Afghanistan, the war the world forgot
By Colin Brown and
Kim Sengupta
25 May 2004
'We've got to make sure this time that we do it
properly'
Tony Blair, 5 April, 2002
'It's a basket case. It's a forgotten country'
Eric Illsley, Labour member of Foreign Affairs Select Committee, yesterday
Three years after the overthrow of the Taliban and
George Bush's declaration of victory in the first conflict in the war on
terror, Afghanistan is a nation on the edge of anarchy.
A devastating indictment of the Allies' failure to
help reconstruct the country in the wake of the 2001 conflict is to be
delivered in a parliamentary report.
The Independent has learnt that an all-party group of MPs from the Foreign Affairs
Committee has returned from a visit to the country shocked and alarmed by
what they witnessed.
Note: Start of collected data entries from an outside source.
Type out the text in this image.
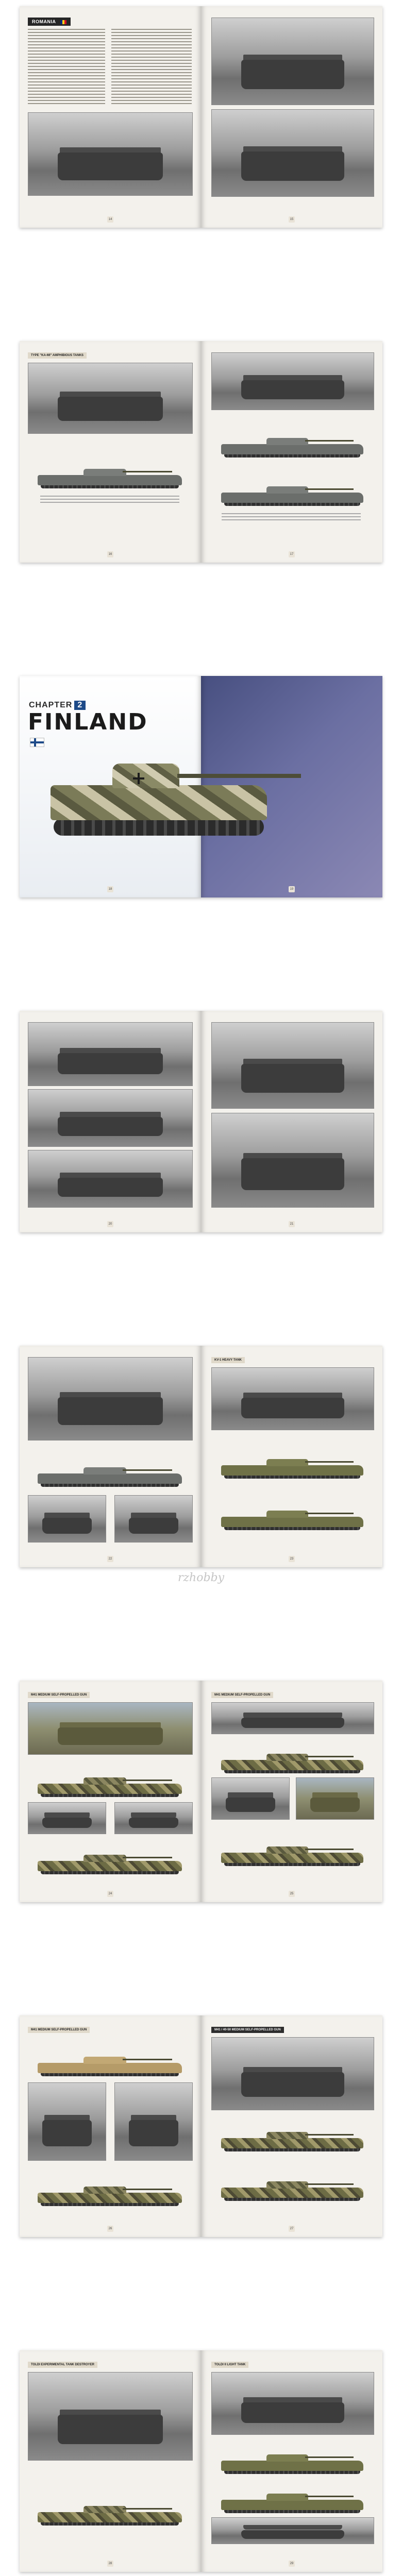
ROMANIA
14	15
TYPE "KA-MI" AMPHIBIOUS TANKS
16	17
CHAPTER 2
FINLAND
18	19
20	21
22
KV-1 HEAVY TANK
23
rzhobby
M41 MEDIUM SELF-PROPELLED GUN
24
M41 MEDIUM SELF-PROPELLED GUN
25
M41 MEDIUM SELF-PROPELLED GUN
26
M41 / 40-50 MEDIUM SELF-PROPELLED GUN
27
TOLDI EXPERIMENTAL TANK DESTROYER
28
TOLDI II LIGHT TANK
29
They warn that urgent action must be taken to save
Afghanistan from plunging further into chaos because of Western neglect.
As President Bush and Tony Blair unveil their plans
today for the future of Iraq through the draft of a new United Nations
resolution, the MPs warn that the mistakes of Afghanistan could be repeated
with similar tragic consequences in Iraq.
Eric Ilsley, a Labour member of the committee,
said: "Afghanistan is a basket case. It's a forgotten country."
Shortly after the conflict, Mr Blair pledged to the Afghan people: "This
time we will not walk away from you", as the United States and Britain
had been accused of doing following the mujahedin's war against the Soviet
Union.
But MPs and international aid agencies say that is,
in effect, what has happened. With the focus of Washington and London firmly
on Iraq, the situation in Afghanistan has been allowed to unravel. The
remaining infrastructure is shattered, opium production is rocketing, and the
Taliban and warlords are back in control of large areas.
The committee, chaired by Labour MP Donald
Anderson, will charge in their report, due out in July, that Nato and the
West failed to fulfil their promise to restore order and democracy to
Afghanistan.
They will urge Mr Blair to press for Nato countries
to fulfil their commitments in Afghanistan at the organisation's summit in
Istanbul at the end of June. The committee believes Nato countries are
holding back troops from Afghanistan because they may be needed in Iraq.
The MPs' assessment follows similar warnings by
humanitarian organisations. Earlier this month, a report by Christian Aid
described how aid efforts were in jeopardy because of Western inaction.
With Nato forces suffering from a shortage of
manpower and materials and the Americans concentrating on hunting Osama bin
Laden, Western organisations and diplomats, including the British ambassador,
Rosalind Marsden, are dependent on private security firms for protection. Mr
Ilsley said: "It's very worrying. We arrived in Kabul and found our
ambassador has a private security firm acting as her bodyguards who look like
the Men in Black. They were in civilian clothes and armed to the
teeth."
The security situation was so fraught that the
committee reported to the Foreign Office that they felt several MPs,
including the former minister Gisela Stuart, were in danger during a
demonstration in Kabul.
The Nato commander in Afganistan, Major General
Rick Hillier of the Canadian Army, told the visiting MPs that he had asked
for 10 helicopters for his force of more than a thousand but not a single
aircraft had been delivered.
John Stanley, a former Conservative defence
minister, said: "We were told in no uncertain terms by the top Nato
general that the situation in delivering Nato expansion in Afghanistan is
very disturbing indeed."
Hamid Karzai, President of the interim Afghan
government, praised the role of British troops in getting warlords to disarm
in his meeting with the parliamentary delegation. Afghan officials say he is
under pressure from the US to hold elections in September, prior to the
American presidential elections in November, so that President George Bush
can show how democracy has been successfully nurtured in the country.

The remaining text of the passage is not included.